I doubt many Floridians have even heard of the National Labor Relations Board. I doubt many of them know that under President Obama, this unelected board of bureaucrats and political appointees is doing the bidding of Big Labor, or that it has the power to kill jobs in America.
And I’d be willing to bet that most Floridians don’t know Sen. Bill Nelson has consistently sided with Big Labor and the NLRB on decisions that affect jobs here in Florida.
This is precisely why every Floridian should know about the NLRB, and it’s recent power grab in South Carolina.
In April, the NLRB issued a complaint against The Boeing Company. Boeing’s only “crime” is that it wanted to open a new plant in South Carolina to meet soaring demand for its new 787 Dreamliner. South Carolina, like Florida, is a right-to-work state. That didn’t sit right with the powerful labor union that represents Boeing’s workers in Washington State.
So Big Labor, which gives millions in campaign contributions each cycle to President Obama and the Democrats, set out to flex its muscle. They did it knowing full well that the NLRB and President Obama would not only sanction their strategy, but back them to the hilt.

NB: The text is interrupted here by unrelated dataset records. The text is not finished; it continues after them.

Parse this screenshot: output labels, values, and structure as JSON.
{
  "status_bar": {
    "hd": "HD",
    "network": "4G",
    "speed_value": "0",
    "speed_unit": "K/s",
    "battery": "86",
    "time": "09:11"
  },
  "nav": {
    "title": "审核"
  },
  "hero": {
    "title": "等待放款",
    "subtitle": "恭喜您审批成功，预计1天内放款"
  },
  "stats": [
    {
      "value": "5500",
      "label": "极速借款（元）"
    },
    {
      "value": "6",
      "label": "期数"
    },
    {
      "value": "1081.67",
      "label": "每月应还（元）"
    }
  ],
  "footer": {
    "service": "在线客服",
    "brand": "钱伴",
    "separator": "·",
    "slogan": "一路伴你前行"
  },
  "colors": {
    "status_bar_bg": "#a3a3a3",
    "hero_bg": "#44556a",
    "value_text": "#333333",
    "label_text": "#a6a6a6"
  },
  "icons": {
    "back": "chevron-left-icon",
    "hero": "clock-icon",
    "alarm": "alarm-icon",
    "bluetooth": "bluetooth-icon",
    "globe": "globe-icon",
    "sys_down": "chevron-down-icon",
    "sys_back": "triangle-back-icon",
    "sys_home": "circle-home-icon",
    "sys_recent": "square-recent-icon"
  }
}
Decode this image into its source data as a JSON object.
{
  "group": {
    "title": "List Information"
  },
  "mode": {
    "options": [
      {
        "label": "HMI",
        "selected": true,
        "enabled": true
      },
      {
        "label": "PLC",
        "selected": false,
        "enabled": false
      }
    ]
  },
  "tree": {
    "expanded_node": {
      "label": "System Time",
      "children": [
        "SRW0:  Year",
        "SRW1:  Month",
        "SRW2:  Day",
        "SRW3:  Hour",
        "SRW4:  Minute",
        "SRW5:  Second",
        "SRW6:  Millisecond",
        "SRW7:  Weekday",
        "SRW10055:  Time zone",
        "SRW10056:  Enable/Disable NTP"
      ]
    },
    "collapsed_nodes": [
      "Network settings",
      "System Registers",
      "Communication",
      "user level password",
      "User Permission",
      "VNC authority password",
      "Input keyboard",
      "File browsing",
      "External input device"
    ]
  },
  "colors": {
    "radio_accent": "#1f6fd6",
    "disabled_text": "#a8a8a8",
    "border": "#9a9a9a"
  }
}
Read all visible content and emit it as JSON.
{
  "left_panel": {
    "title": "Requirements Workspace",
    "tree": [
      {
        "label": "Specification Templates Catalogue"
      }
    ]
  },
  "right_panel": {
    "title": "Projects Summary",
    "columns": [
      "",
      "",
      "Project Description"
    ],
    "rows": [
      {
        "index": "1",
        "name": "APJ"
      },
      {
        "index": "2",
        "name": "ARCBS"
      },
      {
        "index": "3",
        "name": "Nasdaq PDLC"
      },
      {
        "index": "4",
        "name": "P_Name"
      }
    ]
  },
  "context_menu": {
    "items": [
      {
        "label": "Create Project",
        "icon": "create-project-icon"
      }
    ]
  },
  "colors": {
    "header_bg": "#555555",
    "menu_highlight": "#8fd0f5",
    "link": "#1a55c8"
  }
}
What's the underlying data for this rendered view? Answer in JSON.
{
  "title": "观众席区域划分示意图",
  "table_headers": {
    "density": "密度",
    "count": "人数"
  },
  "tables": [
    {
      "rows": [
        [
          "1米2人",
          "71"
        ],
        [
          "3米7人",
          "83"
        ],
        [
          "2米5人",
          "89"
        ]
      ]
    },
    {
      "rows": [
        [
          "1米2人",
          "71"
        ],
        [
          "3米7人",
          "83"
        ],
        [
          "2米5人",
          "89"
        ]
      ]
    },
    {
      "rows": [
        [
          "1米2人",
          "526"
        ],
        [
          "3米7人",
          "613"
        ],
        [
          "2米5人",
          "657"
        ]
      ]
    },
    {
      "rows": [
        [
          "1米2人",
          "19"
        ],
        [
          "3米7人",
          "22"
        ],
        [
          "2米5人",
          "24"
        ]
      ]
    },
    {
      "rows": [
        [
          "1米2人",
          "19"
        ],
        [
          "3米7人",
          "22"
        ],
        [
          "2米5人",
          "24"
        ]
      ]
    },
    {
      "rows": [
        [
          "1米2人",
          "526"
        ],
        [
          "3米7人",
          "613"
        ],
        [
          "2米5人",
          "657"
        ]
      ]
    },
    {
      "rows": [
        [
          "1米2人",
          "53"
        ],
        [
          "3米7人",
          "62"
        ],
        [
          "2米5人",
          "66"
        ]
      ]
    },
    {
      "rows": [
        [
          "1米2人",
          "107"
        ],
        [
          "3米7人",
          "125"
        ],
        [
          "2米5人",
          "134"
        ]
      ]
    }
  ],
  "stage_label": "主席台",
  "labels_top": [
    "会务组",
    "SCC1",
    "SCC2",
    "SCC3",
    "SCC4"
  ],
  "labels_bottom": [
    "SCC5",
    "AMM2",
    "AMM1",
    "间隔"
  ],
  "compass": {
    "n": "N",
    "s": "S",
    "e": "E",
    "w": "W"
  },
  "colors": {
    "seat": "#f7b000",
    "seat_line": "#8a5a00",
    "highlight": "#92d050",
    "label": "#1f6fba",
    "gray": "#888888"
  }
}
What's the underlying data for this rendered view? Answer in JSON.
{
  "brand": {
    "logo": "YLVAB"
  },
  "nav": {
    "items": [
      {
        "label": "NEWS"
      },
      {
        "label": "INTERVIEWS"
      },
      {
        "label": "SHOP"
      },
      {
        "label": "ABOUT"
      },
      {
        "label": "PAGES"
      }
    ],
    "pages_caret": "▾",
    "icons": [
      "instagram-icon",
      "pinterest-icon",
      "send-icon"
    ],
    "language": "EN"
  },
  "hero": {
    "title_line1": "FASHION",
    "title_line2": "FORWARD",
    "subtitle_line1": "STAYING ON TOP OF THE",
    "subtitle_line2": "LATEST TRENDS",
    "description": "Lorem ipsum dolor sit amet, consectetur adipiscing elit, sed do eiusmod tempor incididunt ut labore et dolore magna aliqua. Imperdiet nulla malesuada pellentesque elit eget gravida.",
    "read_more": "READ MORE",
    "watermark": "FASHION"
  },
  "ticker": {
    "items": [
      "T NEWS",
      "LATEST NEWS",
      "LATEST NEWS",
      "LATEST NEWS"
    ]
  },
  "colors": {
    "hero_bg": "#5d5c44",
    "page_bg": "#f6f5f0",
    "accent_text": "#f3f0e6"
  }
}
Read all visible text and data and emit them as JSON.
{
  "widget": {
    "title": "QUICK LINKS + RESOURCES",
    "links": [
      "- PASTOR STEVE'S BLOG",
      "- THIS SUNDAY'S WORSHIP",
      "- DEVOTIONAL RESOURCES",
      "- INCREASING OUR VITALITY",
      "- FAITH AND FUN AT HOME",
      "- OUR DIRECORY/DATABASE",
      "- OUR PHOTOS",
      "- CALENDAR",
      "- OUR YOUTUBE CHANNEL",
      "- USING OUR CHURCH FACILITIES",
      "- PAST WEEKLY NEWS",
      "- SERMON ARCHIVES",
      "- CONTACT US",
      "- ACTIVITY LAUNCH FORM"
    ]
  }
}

Big Labor applied pressure. In short order, the NLRB, which is comprised of Obama administration political appointees, mandated that Boeing assign the Dreamliner project back to its Washington plant. In one swift move, the NLRB essentially killed hundreds of new jobs for South Carolina and billions of dollars of economic investment in the state.
Don’t think for a second that it can’t happen to Florida.
The same rationale used to block Boeing from expanding in South Carolina could be applied here in Florida. Worse yet, the NLRB’s overreach in South Carolina will no doubt have a chilling effect on other companies considering expansion to pro-jobs states like ours. It could even endanger the Boeing employees who live and work right here in Florida.
This shouldn’t become a partisan issue.
Arkansas Gov. Mike Beebe, a Democrat, has raised concerns about what the NLRB’s action against Boeing could mean for economic development in his state, which is also a right-to-work state.
Why would any company risk the time, effort and money to expand into a right-to-work state if they fear an expensive legal battle with the NLRB?
Despite the bipartisan concerns, and the consequences for the Sunshine State, Sen. Bill Nelson has been noticeably silent on the NLRB.
Earlier this year, a group of senators drafted legislation to rein in the NLRB, reverse its actions against Boeing, and prevent it from seeking similar actions against other companies in other states.
Despite representing a right-to-work state and nearly 1 million constituents who are jobless, Sen. Nelson stood in lockstep with his union backers to stall the bill.
When asked by a reporter from POLITICO last week about the NLRB case, Sen. Nelson replied, “I have to speak to a senator right now, I’m sorry.”
Politicians don’t set out to kill jobs. But when they start putting special interests ahead of the interests of their constituents, that’s precisely what happens. And the NLRB’s intervention in the Boeing case is only the beginning. Now the NLRB is planning to rewrite the rules governing union elections as well, to strengthen Big Labor at the cost of employee freedom.
We need to end the mission creep of out-of-control federal agencies such as the NLRB. We need to stop Big Labor’s micromanaging of American job creators and their ability to hire, produce and grow. And employee freedom needs to be expanded through common-sense measures such as anti-card check measures and national right-to-work legislation.
Growing our economy and expanding prosperity to more Americans is going to require fundamental change in Washington, and new leaders willing to fight the status quo.